# How to get a reasonably good triangulated surface from a level-set volumetric field

Hello, I’m exploring some algorithms to compute curvatures on surfaces and I’m using VTK under the hoods to manage the triangulation of a level-set surface (and data structures).

The problem I’m encountering is a relatively poor quality of the triangulated surfaces once the distance function fields get triangulated (I’m using `vtkMarchingCubes` but I also tried the `vtkExtractSurface` and `vtkFlyingEdges3D` filters too).

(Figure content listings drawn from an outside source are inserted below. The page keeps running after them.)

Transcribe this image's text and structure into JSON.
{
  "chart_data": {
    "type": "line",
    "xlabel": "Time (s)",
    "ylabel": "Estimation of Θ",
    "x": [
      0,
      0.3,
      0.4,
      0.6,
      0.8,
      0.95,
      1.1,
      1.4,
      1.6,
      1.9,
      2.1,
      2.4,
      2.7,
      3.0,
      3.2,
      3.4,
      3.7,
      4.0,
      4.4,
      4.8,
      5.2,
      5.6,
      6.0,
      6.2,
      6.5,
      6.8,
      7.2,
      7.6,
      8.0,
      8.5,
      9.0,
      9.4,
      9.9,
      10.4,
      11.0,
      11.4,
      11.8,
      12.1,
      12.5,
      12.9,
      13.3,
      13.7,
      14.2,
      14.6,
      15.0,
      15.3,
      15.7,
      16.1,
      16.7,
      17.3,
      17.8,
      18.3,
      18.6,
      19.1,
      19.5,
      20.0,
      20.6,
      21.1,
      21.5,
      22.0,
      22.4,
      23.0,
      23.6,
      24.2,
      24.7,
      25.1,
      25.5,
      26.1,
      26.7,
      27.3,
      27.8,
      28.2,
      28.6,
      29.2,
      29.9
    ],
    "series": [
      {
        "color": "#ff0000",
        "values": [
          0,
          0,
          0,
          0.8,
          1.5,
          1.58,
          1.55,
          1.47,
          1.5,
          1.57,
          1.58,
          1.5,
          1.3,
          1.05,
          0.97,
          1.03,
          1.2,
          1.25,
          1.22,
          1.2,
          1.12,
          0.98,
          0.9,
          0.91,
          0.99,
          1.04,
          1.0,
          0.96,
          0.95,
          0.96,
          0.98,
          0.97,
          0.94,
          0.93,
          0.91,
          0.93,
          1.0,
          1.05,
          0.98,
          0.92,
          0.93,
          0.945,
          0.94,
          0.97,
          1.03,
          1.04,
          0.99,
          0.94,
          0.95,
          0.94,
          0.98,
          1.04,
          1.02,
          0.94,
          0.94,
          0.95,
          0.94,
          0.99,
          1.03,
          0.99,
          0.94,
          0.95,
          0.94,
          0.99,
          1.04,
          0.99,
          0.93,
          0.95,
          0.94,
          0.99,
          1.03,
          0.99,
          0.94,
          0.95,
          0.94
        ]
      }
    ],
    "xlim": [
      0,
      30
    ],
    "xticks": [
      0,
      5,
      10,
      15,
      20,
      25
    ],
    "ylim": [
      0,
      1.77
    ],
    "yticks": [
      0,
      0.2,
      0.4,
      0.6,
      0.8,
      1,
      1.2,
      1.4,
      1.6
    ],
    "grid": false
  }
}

Here a MWE to create a spherical surface from its level-set:

``````/** This example is a MWE to be posted on the VTK discourse to understand how
* to use the vtkCleanPolyDataFilter to avoid having duplicate points when
* triangulating a sphere with a Marching Cube on a given level-set field
*/

#include <vtkCleanPolyData.h>
#include <vtkImageData.h>
#include <vtkMarchingCubes.h>
#include <vtkXMLImageDataWriter.h>
#include <vtkXMLPolyDataWriter.h>

#include "Surface.h"

using namespace hgve;

/** @brief The distance function for a sphere */
static double SphereDistance(double x, double y, double z, double R) {
return x*x + y*y + z*z - R*R;
}

int main(int argc, char *argv[])
{

// Let's define a uniform grid on which to compute our distance function
vtkSmartPointer<vtkImageData> volume =
vtkSmartPointer<vtkImageData>::New();
volume->SetDimensions(100, 100, 100);
volume->AllocateScalars(VTK_DOUBLE, 1);
volume->SetSpacing(0.05, 0.05, 0.05);

// Let's compute the value of the distance function for the sphere in all
// the domain (i.e. for each x, y, z)
static const double sphereRadius = 2;
static const double sphereCenter[3] = {2.5, 2.5, 2.5};

auto dims = volume->GetDimensions();
for (int i = 0; i < dims[0]; i++) {
for (int j = 0; j < dims[1]; j++) {
for (int k = 0; k < dims[2]; k++) {
// Let's merge coordinate index in an array
int ijk[3] = {i, j, k};

// Retrieve the pointId from its ijk indices
auto pId = volume->ComputePointId(ijk);

// Retrieve x, y, z coordinates
auto coords = volume->GetPoint(pId);

// Set the value of the distance at (x, y, z)
volume->SetScalarComponentFromDouble(i, j, k, 0,
SphereDistance(
coords[0] - sphereCenter[0],
coords[1] - sphereCenter[1],
coords[2] - sphereCenter[2],
);

}
}
}

vtkSmartPointer<vtkXMLImageDataWriter> iwriter =
vtkSmartPointer<vtkXMLImageDataWriter>::New();
iwriter->SetInputData(volume);
iwriter->SetFileName("sphere.vti");
iwriter->Write();

// Now we have the distance in the domain, let's reconstruct the surface
// using the marching cube
vtkSmartPointer<vtkMarchingCubes> triangulizer =
vtkSmartPointer<vtkMarchingCubes>::New();
triangulizer->SetInputData(volume);
triangulizer->Update();

// The surface obtained with the Marching Cubes algorithm contains
// duplicate points, so let's clean it
vtkSmartPointer<vtkCleanPolyData> cleaner =
vtkSmartPointer<vtkCleanPolyData>::New();
cleaner->SetInputData(triangulizer->GetOutput());
cleaner->SetAbsoluteTolerance(1E-3);
cleaner->Update();

Surface surface(cleaner->GetOutput());
surface.ComputeCurvatures();
surface.Write("sphere.vtp");

} // main

``````

Is this the best I can do or not? Because in the resulting surface I get very skewed triangles. Any suggestion would be very appreciated.

Can you share an image of the poorly extracted isosurface?

Hi Bill, thank you for taking the time to reply. I didn’t get the notification so please excuse me for the late reply.

Here’s an image of the sphere with the computation of the Gauss Curvature (should be constant == 0.25 for a sphere of radius 2) made with the algorithm I’m currently evaluating [1]. As you can see I have some skewed triangles that I think belong to the intersection of the original cartesian uniform mesh cells with the sphere itself, but I don’t know in details how the `vtkMarchingCubes` filter works and if it does something specifically different from the reference algorithm in the literature.

[1] M. Meyer, M. Desbrun, P. Schröder, and A. H. Barr, “Discrete Differential-Geometry Operators for Triangulated 2-Manifolds,” in Visualization and Mathematics III , H.-C. Hege and K. Polthier, Eds. Berlin, Heidelberg: Springer Berlin Heidelberg, 2003, pp. 35–57.)